Основная масса военнопленных прибыла в Елабугу из Оранки, то есть преимущественно это были офицеры 6-й армии. И политическая атмосфера в лагере не менялась. Весной 1943 года фанатичные сторонники Гитлера и закоренелые пруссаки представляли в лагере основную силу. Они задавали тон во всем и формировали общественное мнение среди военнопленных. Число же тех, кто серьезно задумывался, как покончить с прошлым и начать новую жизнь, было слишком мало. И даже этих немногих часто охватывал страх, ибо путь немецкого офицера от клятвы на верность фюреру до борьбы против него был нелегок.
С удивлением я наблюдал за поведением самого Рейера. Казалось, он не замечал тысяч пар глаз, осуждающих его. Рейер часто беседовал с антифашистами, а еще чаще разговаривал с теми, кто не хотел отказываться от своих старых убеждений. Однажды я увидел его прогуливающимся со старшими офицерами. Они расхаживали взад и вперед за блоком «Б». Рейер что-то оживленно говорил, остальные молча слушали его.
В один прекрасный день состоялось общее собрание военнопленных лагеря. И тут выяснилось, что Рейер прибыл в наш лагерь как делегат подготовительного комитета, занимающегося созданием немецкого Национального комитета.
– Ого! – послышались выкрики.
– Комитет без нас!
Рейер не дал сбить себя с толку. Коротко он рассказал о своей жизни в плену и о катастрофическом ухудшении положения Германии после поражения на берегах Волги.
Рейер говорил, что каждый здравомыслящий немец, попав в эту переделку, понял, что час расплаты Германии близится. В лагере № 27 на общем собрании из числа военнопленных солдат и офицеров был образован подготовительный комитет, который и обратился со своим воззванием к товарищам в Елабуге.
Докладчик прочитал небольшой отрывок из этого воззвания:
– «Ни один здравомыслящий человек в настоящее время уже не сомневается в том, что поражение Германии неизбежно.
Это поражение будет для нашего народа уничтожающим, если все честные и здравомыслящие немцы не остановят Гитлера и собственными силами не покончат с этой разбойничьей войной прежде, чем наступит военный крах Германии.
Время не ждет. Каждый день войны требует от Германии новых и новых жертв, которых мы можем и должны избежать.
Немецкий народ измучен, истощен, он устал от этой войны. Он хочет и требует мира».

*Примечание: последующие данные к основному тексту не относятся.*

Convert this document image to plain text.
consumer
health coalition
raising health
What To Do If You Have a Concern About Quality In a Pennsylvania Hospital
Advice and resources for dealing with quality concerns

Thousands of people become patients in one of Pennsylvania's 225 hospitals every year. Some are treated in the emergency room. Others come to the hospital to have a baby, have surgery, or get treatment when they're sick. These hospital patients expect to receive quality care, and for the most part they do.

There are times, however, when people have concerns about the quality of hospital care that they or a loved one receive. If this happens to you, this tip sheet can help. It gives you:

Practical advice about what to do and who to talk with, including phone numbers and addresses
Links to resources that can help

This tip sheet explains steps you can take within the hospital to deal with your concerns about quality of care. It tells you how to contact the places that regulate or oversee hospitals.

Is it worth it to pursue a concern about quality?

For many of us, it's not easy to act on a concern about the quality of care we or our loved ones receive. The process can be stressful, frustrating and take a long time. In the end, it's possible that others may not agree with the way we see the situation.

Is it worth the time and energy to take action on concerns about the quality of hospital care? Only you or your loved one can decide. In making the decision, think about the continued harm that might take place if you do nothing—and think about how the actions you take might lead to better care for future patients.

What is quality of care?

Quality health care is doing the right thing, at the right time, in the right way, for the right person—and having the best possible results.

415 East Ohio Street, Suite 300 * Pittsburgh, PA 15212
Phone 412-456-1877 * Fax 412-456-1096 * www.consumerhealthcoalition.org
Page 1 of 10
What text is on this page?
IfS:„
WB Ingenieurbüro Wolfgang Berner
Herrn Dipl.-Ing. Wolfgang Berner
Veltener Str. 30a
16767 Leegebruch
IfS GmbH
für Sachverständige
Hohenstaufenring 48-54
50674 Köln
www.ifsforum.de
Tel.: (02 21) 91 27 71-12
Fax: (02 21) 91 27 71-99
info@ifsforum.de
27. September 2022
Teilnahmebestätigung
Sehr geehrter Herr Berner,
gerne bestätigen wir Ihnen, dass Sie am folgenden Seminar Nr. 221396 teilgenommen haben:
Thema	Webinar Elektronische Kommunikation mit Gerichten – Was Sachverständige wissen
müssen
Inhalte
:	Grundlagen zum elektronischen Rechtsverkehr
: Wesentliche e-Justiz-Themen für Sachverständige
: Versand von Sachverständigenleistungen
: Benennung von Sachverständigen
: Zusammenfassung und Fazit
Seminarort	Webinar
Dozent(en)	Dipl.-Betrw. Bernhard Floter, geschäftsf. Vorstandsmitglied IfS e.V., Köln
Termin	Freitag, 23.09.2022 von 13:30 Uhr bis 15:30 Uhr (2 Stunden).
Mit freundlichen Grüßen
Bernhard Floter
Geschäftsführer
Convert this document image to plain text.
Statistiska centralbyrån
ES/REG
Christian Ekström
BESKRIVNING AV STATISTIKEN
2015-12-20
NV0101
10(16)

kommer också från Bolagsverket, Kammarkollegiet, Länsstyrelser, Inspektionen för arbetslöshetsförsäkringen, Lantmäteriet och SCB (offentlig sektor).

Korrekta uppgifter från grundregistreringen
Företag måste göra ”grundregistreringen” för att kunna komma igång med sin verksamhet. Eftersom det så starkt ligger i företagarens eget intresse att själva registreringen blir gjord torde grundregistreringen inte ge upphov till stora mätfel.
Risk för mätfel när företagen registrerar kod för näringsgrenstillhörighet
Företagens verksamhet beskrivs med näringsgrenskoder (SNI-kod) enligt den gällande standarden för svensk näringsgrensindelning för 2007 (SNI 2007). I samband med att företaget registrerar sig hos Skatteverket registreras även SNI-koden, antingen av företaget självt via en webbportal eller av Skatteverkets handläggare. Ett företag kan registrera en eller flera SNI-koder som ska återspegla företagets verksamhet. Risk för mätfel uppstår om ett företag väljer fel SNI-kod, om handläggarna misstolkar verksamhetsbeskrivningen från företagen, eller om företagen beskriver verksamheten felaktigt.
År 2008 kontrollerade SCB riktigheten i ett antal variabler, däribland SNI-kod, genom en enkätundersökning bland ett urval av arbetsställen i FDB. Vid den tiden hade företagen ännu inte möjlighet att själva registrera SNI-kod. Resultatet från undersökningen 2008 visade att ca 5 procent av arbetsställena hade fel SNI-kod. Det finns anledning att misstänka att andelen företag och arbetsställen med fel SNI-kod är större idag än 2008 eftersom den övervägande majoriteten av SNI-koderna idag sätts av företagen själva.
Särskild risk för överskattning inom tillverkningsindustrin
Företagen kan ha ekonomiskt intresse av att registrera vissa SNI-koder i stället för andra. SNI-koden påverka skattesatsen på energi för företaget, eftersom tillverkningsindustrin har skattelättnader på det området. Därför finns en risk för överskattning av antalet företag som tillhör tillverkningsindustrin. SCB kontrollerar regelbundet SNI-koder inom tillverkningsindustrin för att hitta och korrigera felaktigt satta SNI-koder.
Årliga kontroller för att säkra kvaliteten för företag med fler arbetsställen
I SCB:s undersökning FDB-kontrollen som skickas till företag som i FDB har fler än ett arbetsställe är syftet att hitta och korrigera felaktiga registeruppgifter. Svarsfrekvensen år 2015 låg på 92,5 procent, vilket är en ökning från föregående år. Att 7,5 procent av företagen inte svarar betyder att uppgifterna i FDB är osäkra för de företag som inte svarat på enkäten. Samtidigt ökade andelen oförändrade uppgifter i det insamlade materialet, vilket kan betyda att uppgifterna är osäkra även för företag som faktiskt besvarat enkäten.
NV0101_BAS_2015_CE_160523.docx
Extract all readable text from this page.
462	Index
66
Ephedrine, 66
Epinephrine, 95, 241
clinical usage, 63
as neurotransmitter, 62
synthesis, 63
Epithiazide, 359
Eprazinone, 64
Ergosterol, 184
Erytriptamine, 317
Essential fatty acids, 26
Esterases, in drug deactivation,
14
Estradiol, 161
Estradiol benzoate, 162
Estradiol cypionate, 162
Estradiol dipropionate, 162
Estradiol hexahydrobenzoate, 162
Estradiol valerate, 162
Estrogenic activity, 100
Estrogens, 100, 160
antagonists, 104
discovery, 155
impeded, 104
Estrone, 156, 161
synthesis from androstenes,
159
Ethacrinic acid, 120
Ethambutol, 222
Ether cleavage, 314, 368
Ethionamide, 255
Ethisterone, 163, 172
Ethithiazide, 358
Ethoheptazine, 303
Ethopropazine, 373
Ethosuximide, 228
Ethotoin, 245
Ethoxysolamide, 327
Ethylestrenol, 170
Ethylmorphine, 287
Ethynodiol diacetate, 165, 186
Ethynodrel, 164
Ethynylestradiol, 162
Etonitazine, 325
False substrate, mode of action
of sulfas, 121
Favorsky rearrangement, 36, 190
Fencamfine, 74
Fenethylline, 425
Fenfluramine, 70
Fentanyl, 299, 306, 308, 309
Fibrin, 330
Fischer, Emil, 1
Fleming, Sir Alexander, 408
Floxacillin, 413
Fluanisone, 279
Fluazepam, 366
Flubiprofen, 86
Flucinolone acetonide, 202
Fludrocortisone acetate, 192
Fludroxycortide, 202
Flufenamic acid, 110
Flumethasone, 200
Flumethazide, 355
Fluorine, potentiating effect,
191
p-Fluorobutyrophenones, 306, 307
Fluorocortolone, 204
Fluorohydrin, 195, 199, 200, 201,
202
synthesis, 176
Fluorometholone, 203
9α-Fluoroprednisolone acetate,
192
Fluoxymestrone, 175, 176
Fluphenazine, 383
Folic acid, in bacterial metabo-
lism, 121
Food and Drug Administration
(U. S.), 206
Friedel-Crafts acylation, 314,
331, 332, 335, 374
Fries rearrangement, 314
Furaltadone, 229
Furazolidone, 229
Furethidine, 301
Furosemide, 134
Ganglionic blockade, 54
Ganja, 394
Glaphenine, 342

– Кто должен заключить этот мир? – спросил Рейер. – Никто, разумеется, не думает, что это сделает Гитлер. Войну можно закончить, лишь свергнув гитлеровский режим. Если же народ пустит события на самотек, тогда наше национальное положение будет еще хуже. Настало время, когда Германия должна признать свою вину. Мы должны доказать, что сами вынесли приговор гитлеровскому режиму…
Все на какое-то время притихли, а когда докладчик начал зачитывать имена тех, кто подписался под воззванием, оживились и зашумели. Он назвал фамилии Вайнерта, Бехера, Маале, Пика, Ульбрихта и фамилии некоторых пленных: Эшбозан, Хадерман, Кюгельман, Штресов.
«Вайнерт, – осенило вдруг меня. – Так ведь это он был автором листовки, которую я нашел в Воропаново! А д-р Хадерман? Ведь это же тот самый капитан, которого я знал как умного и решительного человека. Во всяком случае, последовательности этим людям не занимать!»
Рядом со мной сидел врач-офицер. Эти фамилии никакой симпатии у него не вызвали.
– Пятеро из них – коммунисты, четверо – солдаты! Вот так-то! Все это рассчитано на простачков.